Cuando nos golpea el ineludible misterio de la muerte de un amigo, recordamos –que es volver a sentir en el corazón– su figura humana, su voz, la dignidad de sus gestos, su mirada de la vida, su señorío, y si es alguien cuya vocación era la investigación histórica, filológica, y, en general todo aquello relacionado con la cultura, resurge en nuestra mente la presencia de quien ya no está en nuestro mundo. Esto me aconteció con mi inolvidable amigo Nicolás Del Castillo, a quien me unió una red de afinidades que enriquecieron una amistad de varios decenios, cuya huella conservo documentada en una abundante correspondencia epistolar.

El género epistolar, que es parte de la literatura, ha desaparecido en la era del correo electrónico, el “Facebook” y el “Whatsapp”, y ya nadie escribe cartas, con excepción de las comunicaciones legales e institucionales.
Los archivos epistolares privados son hoy cosas del pasado, y fuente de consulta para investigadores. He releído en estos días múltiples cartas de Nicolás Del Castillo, en las cuales el noble amigo se refiere a diversas materias, como la etimología de un  vocablo y explica el origen de un indigenismo o de un africanismo.
Solía encargarme o recomendarme algún libro y en otras cartas discurre sabiamente sobre temas literarios e históricos, intercalando algún comentario sobre la contingencia política. Gracias a esa relación epistolar terminé interesándome en el origen y uso de ciertas palabras, y también  sobre otros temas, como el tráfico de esclavos y el comercio en la época virreinal, acerca de los cuales Nico, como le decíamos cariñosamente, escribió valiosas obras y ensayos.
Su libro sobre Núñez puso desde su temprana juventud a Nico en la primera fila de los nuñólogos cartageneros, al lado de Fernando De la Vega y Eduardo Lemaitre. No era un intelectual austero ni renuente a gozar los placeres de la vida, como la buena mesa, el vino de noble y antigua solera, la cocinería criolla. En Santiago y en Buenos Aires recorríamos bibliotecas, librerías de “viejo” o de libros usados, y después de visitar a algunos académicos, recalábamos en el mercado central de Santiago para degustar los dones extraídos del Océano Pacífico.

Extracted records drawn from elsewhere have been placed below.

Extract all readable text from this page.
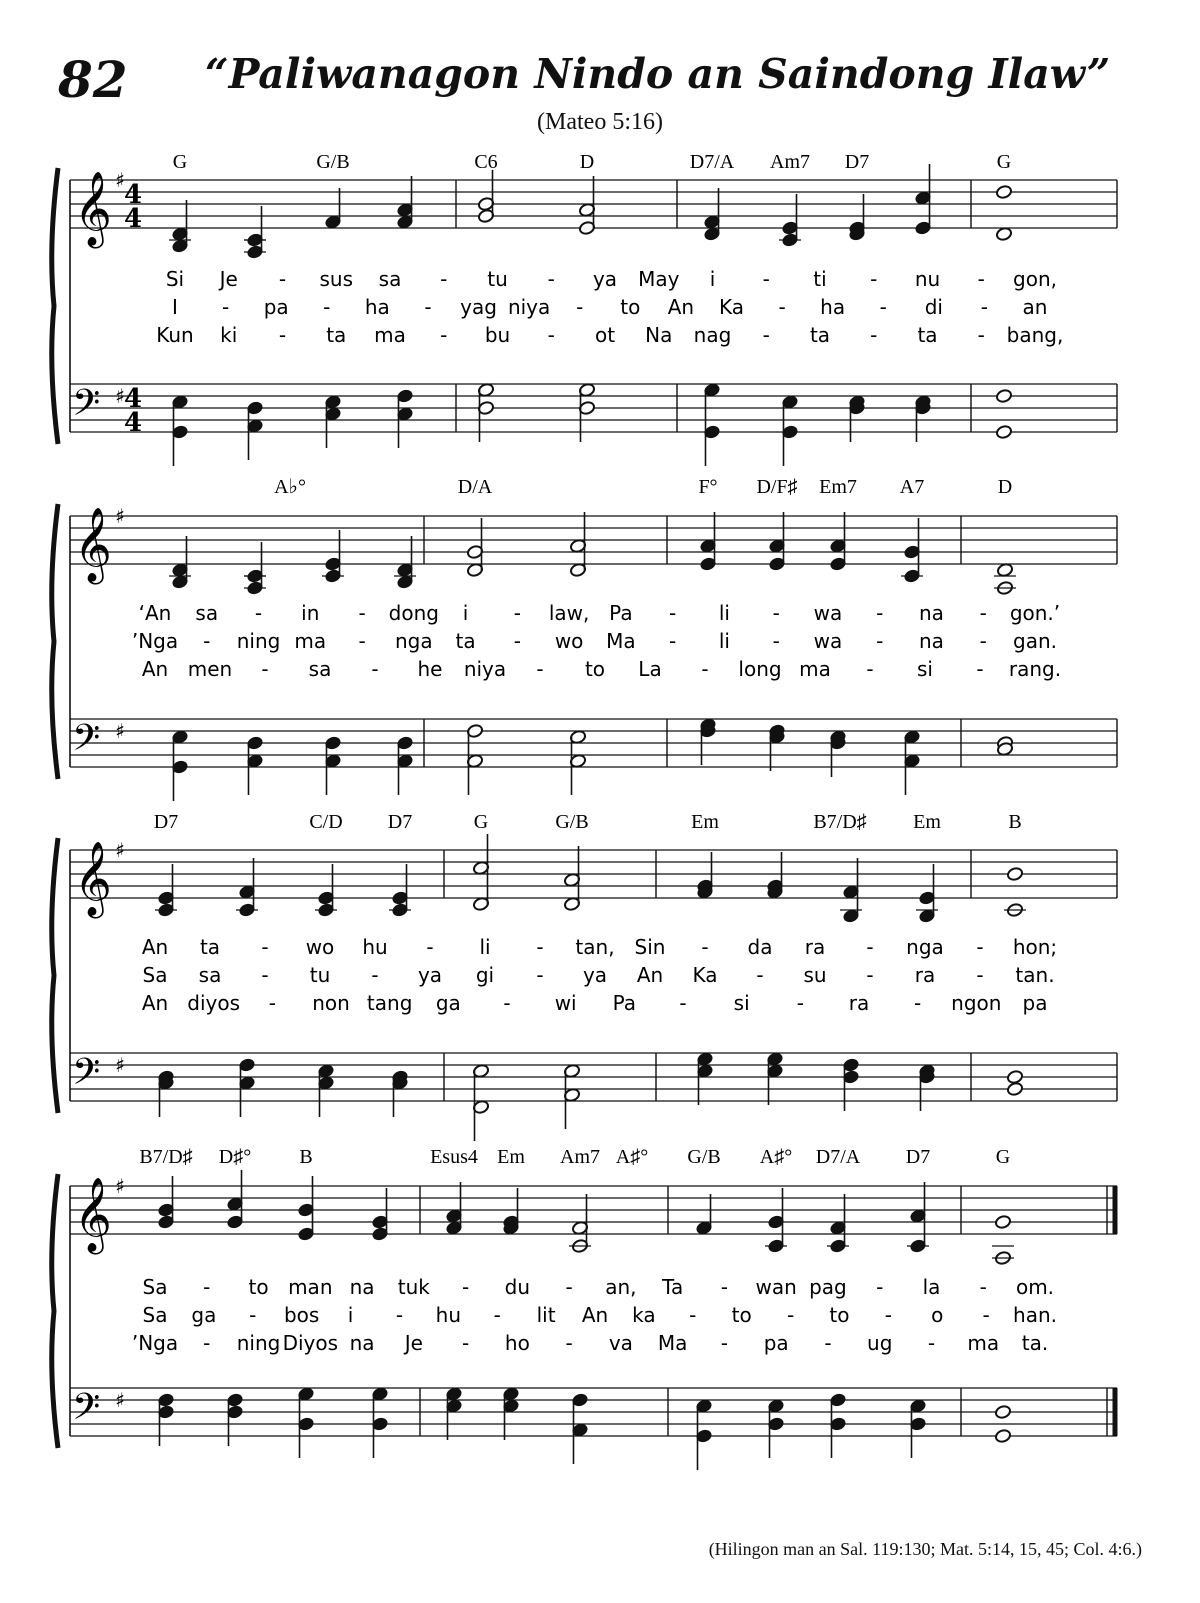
82 “Paliwanagon Nindo an Saindong Ilaw”
(Mateo 5:16)
𝄞
𝄢
♯
♯
4
4
4
4
G	G/B	C6	D	D7/A Am7 D7	G
Si Je - sus sa - tu - ya May i - ti - nu - gon,
I - pa - ha - yag niya - to An Ka - ha - di - an
Kun ki - ta ma - bu - ot Na nag - ta - ta - bang,
𝄞
𝄢
♯
♯
A♭°	D/A	F° D/F♯ Em7 A7	D
‘An sa - in - dong i - law, Pa - li - wa - na - gon.’
’Nga - ning ma - nga ta - wo Ma - li - wa - na - gan.
An men - sa - he niya - to La - long ma - si - rang.
𝄞
𝄢
♯
♯
D7	C/D D7	G	G/B	Em	B7/D♯ Em	B
An ta - wo hu - li - tan, Sin - da ra - nga - hon;
Sa sa - tu - ya gi - ya An Ka - su - ra - tan.
An diyos - non tang ga - wi Pa - si - ra - ngon pa
𝄞
𝄢
♯
♯
B7/D♯ D♯° B	Esus4 Em Am7 A♯° G/B A♯° D7/A D7	G
Sa - to man na tuk - du - an, Ta - wan pag - la - om.
Sa ga - bos i - hu - lit An ka - to - to - o - han.
’Nga - ning Diyos na Je - ho - va Ma - pa - ug - ma ta.
(Hilingon man an Sal. 119:130; Mat. 5:14, 15, 45; Col. 4:6.)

Fue un cartagenero auténtico de ancestros históricos, descendía de un ilustre hacendista de la Gran Colombia, José María Castillo y Rada. Y tan cartagenero como era, al igual que Tito Zubiría y Eduardo Lemaitre, disertaba sobre los clásicos del siglo de oro español y luego hacía el elogio de un sancocho de sábalo, de una sopa de mondongo, o del enyucado preparado por Lácydes Moreno. Se asomó a la política, sirvió al país y a su región, legó a la cultura colombiana una obra escrita meritoria y abundante. A su digna esposa Paulina, a sus hijos, nietos y hermanos dedico cariñosamente esta sentida y memoriosa nota.